The problem I have isn't that she is getting that interaction; I'm sure it's good for her. The problem I have is that my daughter (not all special needs children) can be temperamental. If she is on sensory overload or if she just feels that another student is too close she can, and will, lash out. I have had many scratches and bruises that prove that. The very last thing I want is for another student to be hurt because Hazel "has" to be out of her classroom for so many hours a week. I would also lose it if the school or another parent chose to press charges against her if she were to hurt someone. This may sound crazy but it is happening way to often to overlook. Hazel and her father and I could face life long repercussion for her actions now for a situation that I could not control. As her parent I have no say in school activities. I can't opt her out of the outside activities. I have no say in what activities they put her into or the effect it may have on the other children whether it be a scratch or a bruise or just general disruption. Each special needs child is different, even those diagnosed with autism are each different in their own way. It makes no sense to me to have standard, one size fits all rules for special needs children (or any child for that matter). My child would benefit from short stints outside the classroom, especially for music. Another child in her class may benefit from extended time outside the classroom. Some children with special needs may have skills that are measurable and therefore able to show on a standard report card. My child's skills are not measurable in that way which makes a report card unnecessary and somewhat cruel.

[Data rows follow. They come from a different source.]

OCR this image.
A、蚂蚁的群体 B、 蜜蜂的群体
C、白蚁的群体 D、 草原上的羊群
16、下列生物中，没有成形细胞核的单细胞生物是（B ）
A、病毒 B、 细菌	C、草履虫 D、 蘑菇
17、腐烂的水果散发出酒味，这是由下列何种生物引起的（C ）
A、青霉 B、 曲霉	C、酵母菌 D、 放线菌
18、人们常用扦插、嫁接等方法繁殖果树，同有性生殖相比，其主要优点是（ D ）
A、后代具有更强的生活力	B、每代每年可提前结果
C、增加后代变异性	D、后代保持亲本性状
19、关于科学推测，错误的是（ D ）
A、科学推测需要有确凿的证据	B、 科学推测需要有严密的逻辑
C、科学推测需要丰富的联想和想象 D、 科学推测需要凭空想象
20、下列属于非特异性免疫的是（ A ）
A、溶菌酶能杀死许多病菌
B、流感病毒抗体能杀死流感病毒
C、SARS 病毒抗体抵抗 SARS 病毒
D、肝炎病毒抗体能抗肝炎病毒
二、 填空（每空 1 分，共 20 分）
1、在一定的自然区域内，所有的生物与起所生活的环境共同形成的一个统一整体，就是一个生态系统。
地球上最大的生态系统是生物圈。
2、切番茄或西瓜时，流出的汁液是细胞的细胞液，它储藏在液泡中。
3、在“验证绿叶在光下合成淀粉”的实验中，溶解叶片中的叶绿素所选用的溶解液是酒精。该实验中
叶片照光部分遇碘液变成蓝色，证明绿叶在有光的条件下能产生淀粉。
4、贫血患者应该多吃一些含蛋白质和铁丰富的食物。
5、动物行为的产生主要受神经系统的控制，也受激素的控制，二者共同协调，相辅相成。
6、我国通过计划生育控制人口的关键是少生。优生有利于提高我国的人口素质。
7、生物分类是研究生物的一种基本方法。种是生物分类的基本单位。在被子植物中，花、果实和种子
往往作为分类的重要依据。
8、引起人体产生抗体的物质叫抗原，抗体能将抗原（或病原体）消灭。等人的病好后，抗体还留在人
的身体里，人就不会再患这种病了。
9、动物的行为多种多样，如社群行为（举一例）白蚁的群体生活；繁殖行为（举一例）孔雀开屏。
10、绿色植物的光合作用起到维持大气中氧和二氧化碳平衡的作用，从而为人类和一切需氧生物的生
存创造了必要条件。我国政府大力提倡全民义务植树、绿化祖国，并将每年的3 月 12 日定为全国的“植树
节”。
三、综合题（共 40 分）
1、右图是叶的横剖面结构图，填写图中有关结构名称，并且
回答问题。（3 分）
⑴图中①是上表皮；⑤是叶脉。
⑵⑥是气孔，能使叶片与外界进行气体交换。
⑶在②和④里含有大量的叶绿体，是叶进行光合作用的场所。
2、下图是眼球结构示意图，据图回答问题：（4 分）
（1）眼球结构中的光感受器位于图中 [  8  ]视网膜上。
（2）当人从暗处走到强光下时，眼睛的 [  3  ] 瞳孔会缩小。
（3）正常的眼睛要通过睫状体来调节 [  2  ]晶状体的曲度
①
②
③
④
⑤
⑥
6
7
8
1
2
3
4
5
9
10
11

I know many parents of special needs children have fought for the rights to integrate their children into normal classroom settings. I really do think that is great for those that can handle it. I guess what I'm trying to say is that it's not fair to my child or the other children in the rooms that she may visit for her to be forced to go if there is no real benefit in it.
I have very high hopes for my dd, the progress she has made this year have given me a good outlook on her future. I really hope that one day getting a report card for her will be something to look forward to because it's an honest look at what she is able to do. In the last few months she has started pointing to three body parts and can now pick correctly between her shoes, coat, pants and shirt. This may sound silly to some but for us this is amazing progress and I'm so proud of her. This is why the report card thing bothers me so much, it really takes away from the hard earned achievements when your looking at everything she can't do rather than everything she can.